O parágrafo 2º do artigo 487 da CLT contém expressão, e não interpretação, quando determina que a falta de cumprimento do aviso prévio por parte do empregado demissionário, dá ao empregador o direito de descontar os salários correspondentes ao período respectivo. Como se vê, o legislador foi até redundante para que não pairasse dúvida – dúvida que o capital maliciosamente plantou e do plantio vem colhendo frutos.
Tanto esta é a verdade da lei que, quando o trabalhador chega a trabalhar três dias do período de seu aviso, por exemplo, afastando-se depois, o empregador paga os dias trabalhados e não desconta, do montante das verbas rescisórias, o valor equivalente aos vinte e sete dias remanescentes do aviso, não cumpridos.

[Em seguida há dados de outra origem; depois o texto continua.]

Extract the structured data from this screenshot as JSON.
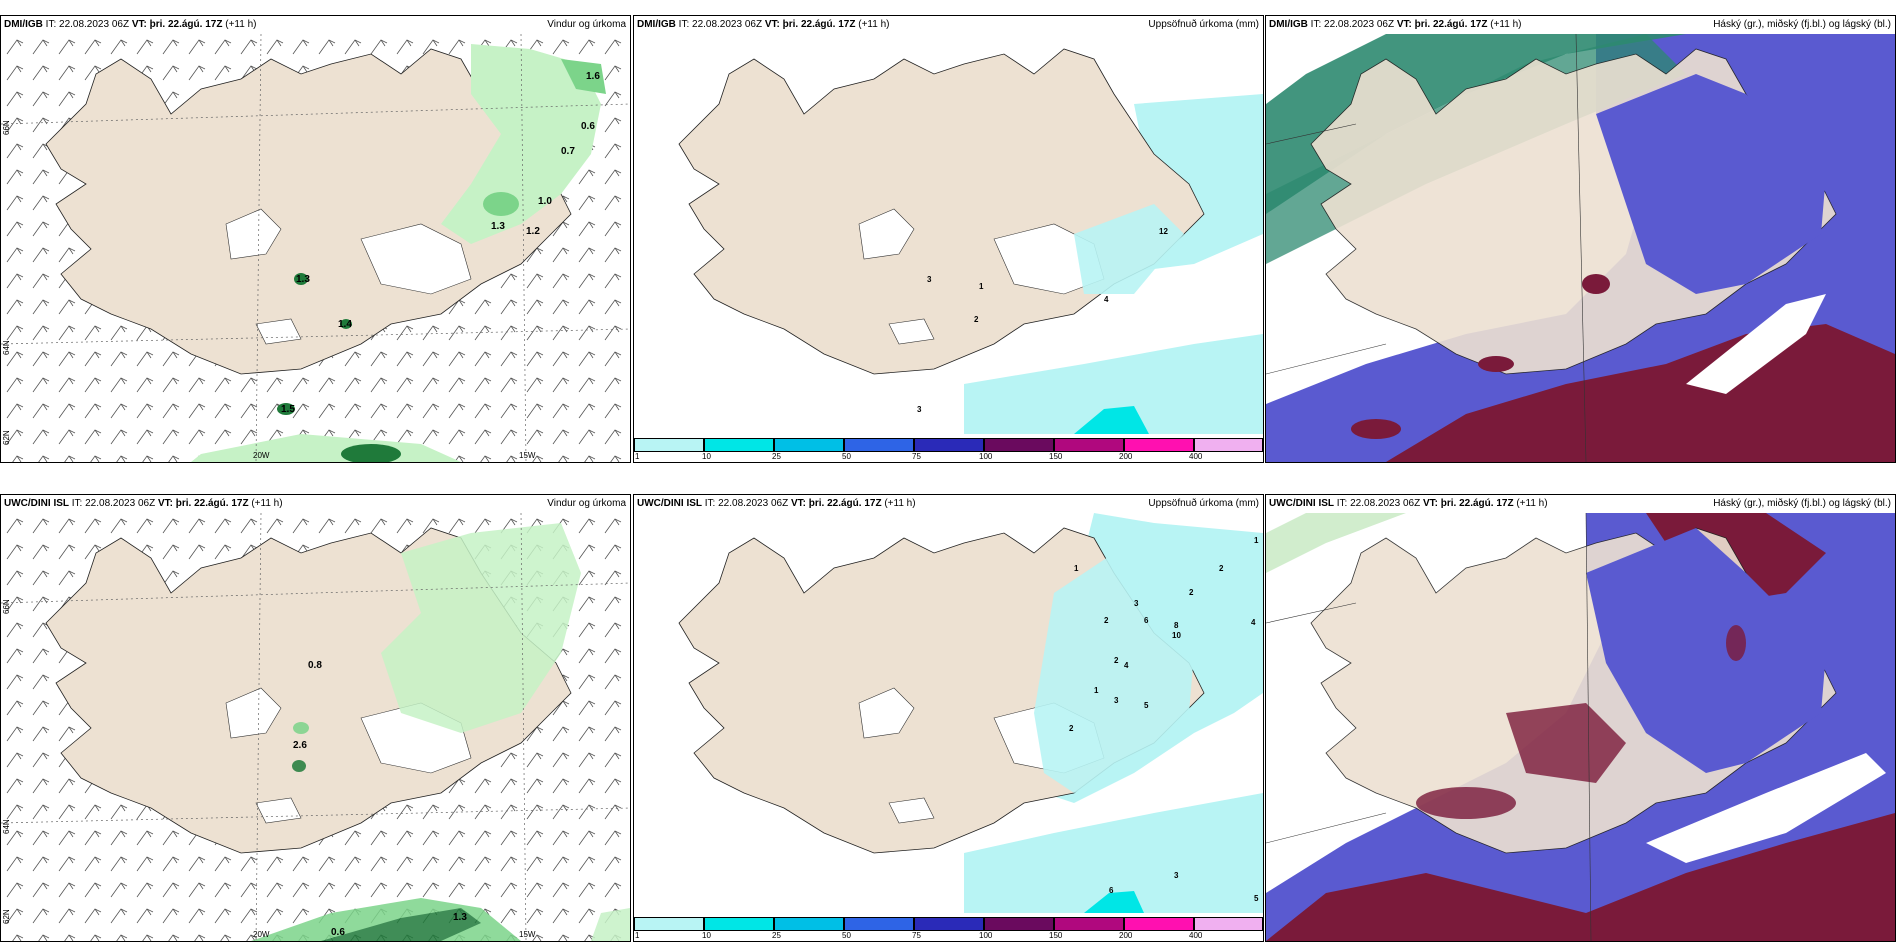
{
  "panels": [
    {
      "model": "DMI/IGB",
      "it": "IT: 22.08.2023 06Z",
      "vt": "VT: þri. 22.ágú. 17Z",
      "lead": "(+11 h)",
      "title": "Vindur og úrkoma",
      "values": [
        "1.6",
        "0.6",
        "0.7",
        "1.0",
        "1.2",
        "1.3",
        "1.3",
        "1.4",
        "1.5"
      ],
      "axes": [
        "66N",
        "64N",
        "62N",
        "20W",
        "15W"
      ]
    },
    {
      "model": "DMI/IGB",
      "it": "IT: 22.08.2023 06Z",
      "vt": "VT: þri. 22.ágú. 17Z",
      "lead": "(+11 h)",
      "title": "Uppsöfnuð úrkoma (mm)",
      "values": [
        "12",
        "3",
        "1",
        "2",
        "4",
        "3"
      ],
      "axes": []
    },
    {
      "model": "DMI/IGB",
      "it": "IT: 22.08.2023 06Z",
      "vt": "VT: þri. 22.ágú. 17Z",
      "lead": "(+11 h)",
      "title": "Háský (gr.), miðský (fj.bl.) og lágský (bl.)",
      "values": [],
      "axes": []
    },
    {
      "model": "UWC/DINI ISL",
      "it": "IT: 22.08.2023 06Z",
      "vt": "VT: þri. 22.ágú. 17Z",
      "lead": "(+11 h)",
      "title": "Vindur og úrkoma",
      "values": [
        "0.8",
        "2.6",
        "1.3",
        "0.6"
      ],
      "axes": [
        "66N",
        "64N",
        "62N",
        "20W",
        "15W"
      ]
    },
    {
      "model": "UWC/DINI ISL",
      "it": "IT: 22.08.2023 06Z",
      "vt": "VT: þri. 22.ágú. 17Z",
      "lead": "(+11 h)",
      "title": "Uppsöfnuð úrkoma (mm)",
      "values": [
        "1",
        "1",
        "2",
        "2",
        "3",
        "6",
        "8",
        "10",
        "4",
        "2",
        "2",
        "4",
        "1",
        "3",
        "5",
        "6",
        "3",
        "5",
        "2"
      ],
      "axes": []
    },
    {
      "model": "UWC/DINI ISL",
      "it": "IT: 22.08.2023 06Z",
      "vt": "VT: þri. 22.ágú. 17Z",
      "lead": "(+11 h)",
      "title": "Háský (gr.), miðský (fj.bl.) og lágský (bl.)",
      "values": [],
      "axes": []
    }
  ],
  "colorbar": {
    "ticks": [
      "1",
      "10",
      "25",
      "50",
      "75",
      "100",
      "150",
      "200",
      "400"
    ],
    "colors": [
      "#b8f4f4",
      "#00e6e6",
      "#00bfe6",
      "#2e64e6",
      "#2a2ab8",
      "#6a0a5e",
      "#b0087e",
      "#ff10b0",
      "#f0b0f0"
    ]
  },
  "colors": {
    "land": "#ede1d2",
    "precip_light": "#c6f2c6",
    "precip_mid": "#7cd48a",
    "precip_dark": "#1f7a3a",
    "cyan_light": "#b8f4f4",
    "cloud_high": "#2d8a70",
    "cloud_mid": "#5a5ad0",
    "cloud_low": "#7a1a3a"
  }
}
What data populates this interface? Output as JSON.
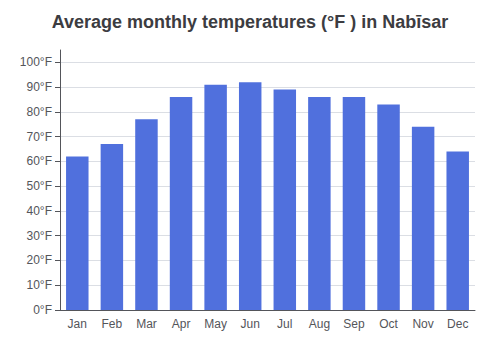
{
  "chart_data": {
    "type": "bar",
    "title": "Average monthly temperatures (°F ) in Nabīsar",
    "categories": [
      "Jan",
      "Feb",
      "Mar",
      "Apr",
      "May",
      "Jun",
      "Jul",
      "Aug",
      "Sep",
      "Oct",
      "Nov",
      "Dec"
    ],
    "values": [
      62,
      67,
      77,
      86,
      91,
      92,
      89,
      86,
      86,
      83,
      74,
      64
    ],
    "ylim": [
      0,
      105
    ],
    "yticks": [
      {
        "value": 0,
        "label": "0°F"
      },
      {
        "value": 10,
        "label": "10°F"
      },
      {
        "value": 20,
        "label": "20°F"
      },
      {
        "value": 30,
        "label": "30°F"
      },
      {
        "value": 40,
        "label": "40°F"
      },
      {
        "value": 50,
        "label": "50°F"
      },
      {
        "value": 60,
        "label": "60°F"
      },
      {
        "value": 70,
        "label": "70°F"
      },
      {
        "value": 80,
        "label": "80°F"
      },
      {
        "value": 90,
        "label": "90°F"
      },
      {
        "value": 100,
        "label": "100°F"
      }
    ],
    "grid": true
  }
}
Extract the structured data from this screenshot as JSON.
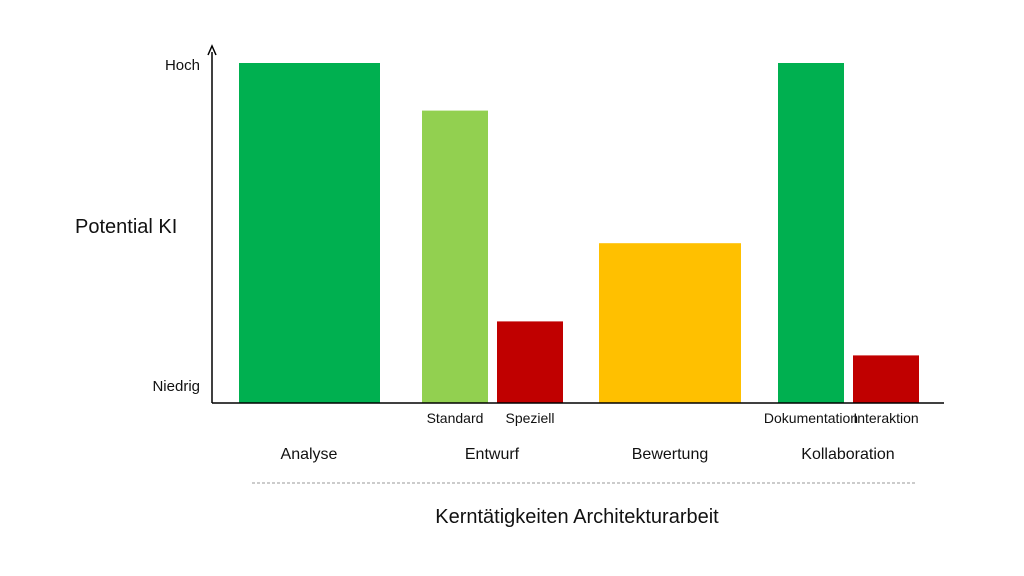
{
  "chart_data": {
    "type": "bar",
    "ylabel": "Potential KI",
    "xlabel": "Kerntätigkeiten Architekturarbeit",
    "ylim": [
      0,
      1
    ],
    "y_ticks": [
      {
        "label": "Niedrig",
        "value": 0
      },
      {
        "label": "Hoch",
        "value": 1
      }
    ],
    "grid": false,
    "legend": "none",
    "categories": [
      {
        "label": "Analyse",
        "bars": [
          {
            "label": "",
            "value": 1.0,
            "color": "#00b050"
          }
        ]
      },
      {
        "label": "Entwurf",
        "bars": [
          {
            "label": "Standard",
            "value": 0.86,
            "color": "#92d050"
          },
          {
            "label": "Speziell",
            "value": 0.24,
            "color": "#c00000"
          }
        ]
      },
      {
        "label": "Bewertung",
        "bars": [
          {
            "label": "",
            "value": 0.47,
            "color": "#ffc000"
          }
        ]
      },
      {
        "label": "Kollaboration",
        "bars": [
          {
            "label": "Dokumentation",
            "value": 1.0,
            "color": "#00b050"
          },
          {
            "label": "Interaktion",
            "value": 0.14,
            "color": "#c00000"
          }
        ]
      }
    ]
  }
}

Reforça a nossa certeza, a jurisprudência do C. TST, enunciada na Súmula 276, segundo a qual o direito ao aviso prévio é irrenunciável pelo empregado e que o pedido de dispensa de cumprimento não exime o empregador de pagar o valor respectivo, salvo comprovação de haver o prestador dos serviços obtido novo emprego.
O SINDPD não inova; não se pretende legiferante. Cumpre o seu dever, na prerrogativa de defender a categoria, na busca de dar, à lei, o entendimento contido em sua própria expressão.
Na rescisão de contrato de trabalho de empregado demissionário, descontar o valor de um salário do montante das verbas rescisórias, além de deixar de pagar o salário correspondente ao período respectivo, é, por parte do empregador, ato de enriquecimento ilícito!
* Presidente da Central Geral dos Trabalhadores do Brasil (CGTB) e do SINDPD-SP, e membro do Conselho de Desenvolvimento Econômico e Social (CDES) e do Conselho Nacional de Desenvolvimento Industrial (CNDI).